Partners Group senior execs forgo salary in response to covid-19 crisis

The firm’s co-chief executives and board of directors have pledged 100% of their base salaries over the next six months to support portfolio companies.

Partners Group’s top executives will reroute their salaries into a fund to support portfolio company employees in response to the coronavirus crisis.

Co-chief executives André Frei and David Layton, executive chairman Steffen Meister, along with the executive members of the firm’s board of directors, will relinquish 100 percent of their salaries for the next six months, Layton said on the firm’s corporate sustainability update call on Thursday.

“We feel compelled to show solidarity with our negatively impacted stakeholders and our portfolio executives,” Layton said. “We’ll see how the crisis lasts but at least for the next six months, our co-CEOs and the executive members of our board of directors, which includes our founders and our chairman, will be forgoing our salaries and making those funds available to the hardship initiatives in our various portfolio companies via a portfolio employee support fund.

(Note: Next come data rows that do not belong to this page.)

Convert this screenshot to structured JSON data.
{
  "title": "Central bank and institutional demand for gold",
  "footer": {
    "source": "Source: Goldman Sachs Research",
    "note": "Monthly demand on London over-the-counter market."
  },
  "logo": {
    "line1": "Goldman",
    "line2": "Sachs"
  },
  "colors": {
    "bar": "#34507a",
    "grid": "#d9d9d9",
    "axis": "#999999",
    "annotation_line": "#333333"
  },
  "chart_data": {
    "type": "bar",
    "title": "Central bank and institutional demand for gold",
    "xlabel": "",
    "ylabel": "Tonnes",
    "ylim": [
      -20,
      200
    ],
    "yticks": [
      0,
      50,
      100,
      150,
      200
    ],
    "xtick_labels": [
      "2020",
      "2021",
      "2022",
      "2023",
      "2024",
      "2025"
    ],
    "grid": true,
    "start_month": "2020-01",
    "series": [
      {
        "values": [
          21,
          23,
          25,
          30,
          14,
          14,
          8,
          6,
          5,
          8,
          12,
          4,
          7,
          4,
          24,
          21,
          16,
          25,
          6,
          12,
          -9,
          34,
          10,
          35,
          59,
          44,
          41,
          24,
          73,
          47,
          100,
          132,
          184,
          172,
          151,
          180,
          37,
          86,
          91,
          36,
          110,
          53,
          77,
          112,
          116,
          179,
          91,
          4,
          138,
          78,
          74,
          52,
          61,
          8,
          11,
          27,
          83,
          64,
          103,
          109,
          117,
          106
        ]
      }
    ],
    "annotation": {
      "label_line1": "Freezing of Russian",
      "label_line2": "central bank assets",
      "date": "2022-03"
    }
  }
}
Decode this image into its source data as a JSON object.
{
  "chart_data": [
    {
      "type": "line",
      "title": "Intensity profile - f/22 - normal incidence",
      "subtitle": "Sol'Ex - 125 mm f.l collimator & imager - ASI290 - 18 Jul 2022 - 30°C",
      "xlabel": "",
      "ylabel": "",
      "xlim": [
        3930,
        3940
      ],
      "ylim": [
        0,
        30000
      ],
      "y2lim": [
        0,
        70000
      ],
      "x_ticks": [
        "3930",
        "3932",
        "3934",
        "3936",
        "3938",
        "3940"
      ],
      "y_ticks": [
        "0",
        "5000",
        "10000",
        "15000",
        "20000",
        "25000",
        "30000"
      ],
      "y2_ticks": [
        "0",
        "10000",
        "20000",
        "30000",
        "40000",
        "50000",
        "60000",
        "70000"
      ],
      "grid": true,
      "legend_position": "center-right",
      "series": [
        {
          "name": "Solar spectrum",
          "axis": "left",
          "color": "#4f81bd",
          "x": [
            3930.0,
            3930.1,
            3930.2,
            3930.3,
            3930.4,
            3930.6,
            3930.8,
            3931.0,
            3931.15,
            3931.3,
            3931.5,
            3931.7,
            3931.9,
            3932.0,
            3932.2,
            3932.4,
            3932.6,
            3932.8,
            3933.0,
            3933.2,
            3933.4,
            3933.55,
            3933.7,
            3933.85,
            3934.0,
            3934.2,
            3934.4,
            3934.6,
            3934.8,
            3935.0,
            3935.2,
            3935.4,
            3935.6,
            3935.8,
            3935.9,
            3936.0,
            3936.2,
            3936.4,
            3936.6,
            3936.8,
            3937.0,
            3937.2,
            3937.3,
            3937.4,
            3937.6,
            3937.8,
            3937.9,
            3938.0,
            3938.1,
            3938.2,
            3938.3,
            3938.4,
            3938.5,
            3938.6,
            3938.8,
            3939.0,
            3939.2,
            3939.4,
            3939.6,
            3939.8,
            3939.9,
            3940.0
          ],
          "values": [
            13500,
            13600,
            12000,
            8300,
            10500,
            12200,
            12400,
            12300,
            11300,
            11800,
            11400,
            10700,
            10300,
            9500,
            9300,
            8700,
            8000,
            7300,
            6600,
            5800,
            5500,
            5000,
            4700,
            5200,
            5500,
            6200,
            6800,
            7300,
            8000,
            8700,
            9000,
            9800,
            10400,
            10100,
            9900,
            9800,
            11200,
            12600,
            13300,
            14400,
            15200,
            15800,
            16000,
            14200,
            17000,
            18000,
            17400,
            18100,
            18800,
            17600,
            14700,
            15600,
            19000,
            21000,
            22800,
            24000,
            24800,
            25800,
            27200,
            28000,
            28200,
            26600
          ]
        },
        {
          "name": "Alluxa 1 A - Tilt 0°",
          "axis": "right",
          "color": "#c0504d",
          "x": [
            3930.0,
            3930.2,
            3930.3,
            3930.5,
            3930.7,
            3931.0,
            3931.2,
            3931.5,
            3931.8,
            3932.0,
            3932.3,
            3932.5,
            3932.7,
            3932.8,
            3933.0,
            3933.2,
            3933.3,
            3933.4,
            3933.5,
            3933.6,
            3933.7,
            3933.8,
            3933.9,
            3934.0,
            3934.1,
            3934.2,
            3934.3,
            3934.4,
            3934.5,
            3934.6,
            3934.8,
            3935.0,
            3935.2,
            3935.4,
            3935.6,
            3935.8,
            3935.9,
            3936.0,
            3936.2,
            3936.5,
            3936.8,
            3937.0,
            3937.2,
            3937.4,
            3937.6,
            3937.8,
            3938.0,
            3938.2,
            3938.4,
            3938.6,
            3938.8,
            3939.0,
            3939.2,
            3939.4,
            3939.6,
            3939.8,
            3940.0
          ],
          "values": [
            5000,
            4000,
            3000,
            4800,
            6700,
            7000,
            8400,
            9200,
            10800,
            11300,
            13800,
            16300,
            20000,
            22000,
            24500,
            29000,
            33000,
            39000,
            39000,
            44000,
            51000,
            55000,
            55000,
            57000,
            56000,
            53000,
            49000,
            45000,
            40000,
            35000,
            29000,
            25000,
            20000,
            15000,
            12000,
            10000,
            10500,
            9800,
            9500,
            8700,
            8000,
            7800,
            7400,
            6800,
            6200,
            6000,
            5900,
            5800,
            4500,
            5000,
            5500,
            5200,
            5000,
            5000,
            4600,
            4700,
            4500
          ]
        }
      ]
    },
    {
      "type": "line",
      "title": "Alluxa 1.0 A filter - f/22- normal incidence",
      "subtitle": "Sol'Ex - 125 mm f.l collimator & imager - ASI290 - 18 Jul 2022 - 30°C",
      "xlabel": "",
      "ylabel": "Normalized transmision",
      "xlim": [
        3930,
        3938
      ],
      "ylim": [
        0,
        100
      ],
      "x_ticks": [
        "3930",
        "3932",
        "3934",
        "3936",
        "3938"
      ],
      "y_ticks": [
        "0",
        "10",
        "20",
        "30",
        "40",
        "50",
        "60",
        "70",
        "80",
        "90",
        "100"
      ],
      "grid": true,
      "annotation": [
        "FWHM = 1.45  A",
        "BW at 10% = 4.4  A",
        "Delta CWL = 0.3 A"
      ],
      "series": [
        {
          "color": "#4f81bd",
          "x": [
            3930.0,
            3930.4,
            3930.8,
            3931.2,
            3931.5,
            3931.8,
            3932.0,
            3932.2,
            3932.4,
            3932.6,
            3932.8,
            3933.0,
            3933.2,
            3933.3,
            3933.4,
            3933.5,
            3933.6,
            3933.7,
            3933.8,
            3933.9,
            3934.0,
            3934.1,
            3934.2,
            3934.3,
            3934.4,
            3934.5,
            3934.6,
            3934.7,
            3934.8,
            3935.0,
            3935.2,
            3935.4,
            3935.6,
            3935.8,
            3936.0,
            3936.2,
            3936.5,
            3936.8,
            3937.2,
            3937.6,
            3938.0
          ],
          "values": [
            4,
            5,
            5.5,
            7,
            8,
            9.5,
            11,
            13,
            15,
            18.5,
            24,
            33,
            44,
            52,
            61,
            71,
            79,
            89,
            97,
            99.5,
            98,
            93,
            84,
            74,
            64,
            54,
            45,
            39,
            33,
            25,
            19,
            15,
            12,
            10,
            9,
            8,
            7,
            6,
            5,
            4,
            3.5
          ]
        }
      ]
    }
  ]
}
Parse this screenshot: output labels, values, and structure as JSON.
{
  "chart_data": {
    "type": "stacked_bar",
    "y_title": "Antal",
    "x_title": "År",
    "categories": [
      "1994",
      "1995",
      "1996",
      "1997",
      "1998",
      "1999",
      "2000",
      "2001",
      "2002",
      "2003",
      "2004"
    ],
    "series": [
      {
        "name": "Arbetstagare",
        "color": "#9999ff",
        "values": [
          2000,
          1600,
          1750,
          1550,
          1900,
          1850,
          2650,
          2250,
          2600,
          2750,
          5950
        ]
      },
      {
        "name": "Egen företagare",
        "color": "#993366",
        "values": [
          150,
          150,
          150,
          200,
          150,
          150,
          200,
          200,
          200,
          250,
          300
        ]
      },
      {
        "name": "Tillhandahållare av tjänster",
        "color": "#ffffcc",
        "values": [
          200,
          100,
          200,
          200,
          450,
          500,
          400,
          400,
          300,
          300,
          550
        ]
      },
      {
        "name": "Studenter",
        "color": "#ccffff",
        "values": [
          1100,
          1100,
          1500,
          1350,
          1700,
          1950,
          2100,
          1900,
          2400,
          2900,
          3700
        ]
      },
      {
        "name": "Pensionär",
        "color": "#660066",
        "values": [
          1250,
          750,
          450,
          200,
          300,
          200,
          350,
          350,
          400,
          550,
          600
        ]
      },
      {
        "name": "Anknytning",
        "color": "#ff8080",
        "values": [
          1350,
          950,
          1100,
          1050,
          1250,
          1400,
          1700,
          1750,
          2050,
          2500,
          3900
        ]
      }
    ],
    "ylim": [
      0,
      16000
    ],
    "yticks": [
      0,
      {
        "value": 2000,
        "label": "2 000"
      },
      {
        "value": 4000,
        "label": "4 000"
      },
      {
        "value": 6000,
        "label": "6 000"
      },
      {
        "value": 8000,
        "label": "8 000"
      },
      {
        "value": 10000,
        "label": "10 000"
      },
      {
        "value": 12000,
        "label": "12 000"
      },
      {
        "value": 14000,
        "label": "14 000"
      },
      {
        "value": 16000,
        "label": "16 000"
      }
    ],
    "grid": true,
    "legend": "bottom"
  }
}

“We are doing what we can. We view our contribution as a necessary stopgap in this moment of crisis.”

Layton said a number of other senior leaders from the firm – many of its investment leaders – as well as other employees will also be voluntarily forgoing a portion of their salary or contributing directly to the initiative. The firm will also contribute.

The support fund will benefit employees of its portfolio companies that have been hardest hit by the crisis, including those in consumer-facing sectors including education, retail and food and beverage.

Private equity firms have stepped up to the health crisis and assisted their portfolio companies and the most vulnerable communities, as Private Equity International has reported. Leonard Green & Partners created a $10 million employee-assistance fund for portfolio companies that will be significantly affected by the virus. BlackRock committed $50 million to those immediately impacted by the virus, of which the first $18 million has been deployed to food banks and community organizations across the US and Europe.

The decision comes as Zug-headquartered Partners Group sets up and finalizes its Stakeholder Benefits Program, which Layton discussed on the firm’s annual results call in March.

The program will re-invest a portion of achieved profit growth for the benefit of its portfolio company employees and other stakeholders. It spans a range of initiatives including financial access, health and wellness and family support.

As part of the stakeholder program, Partners Group is considering setting up a hardship fund that would be funded via an insurance premium paid from the profits of its portfolio assets, Layton said during Thursday’s call. The firm would provide “meaningful financial participation,” he added.

Partners Group is developing the final format of the programme over the coming months.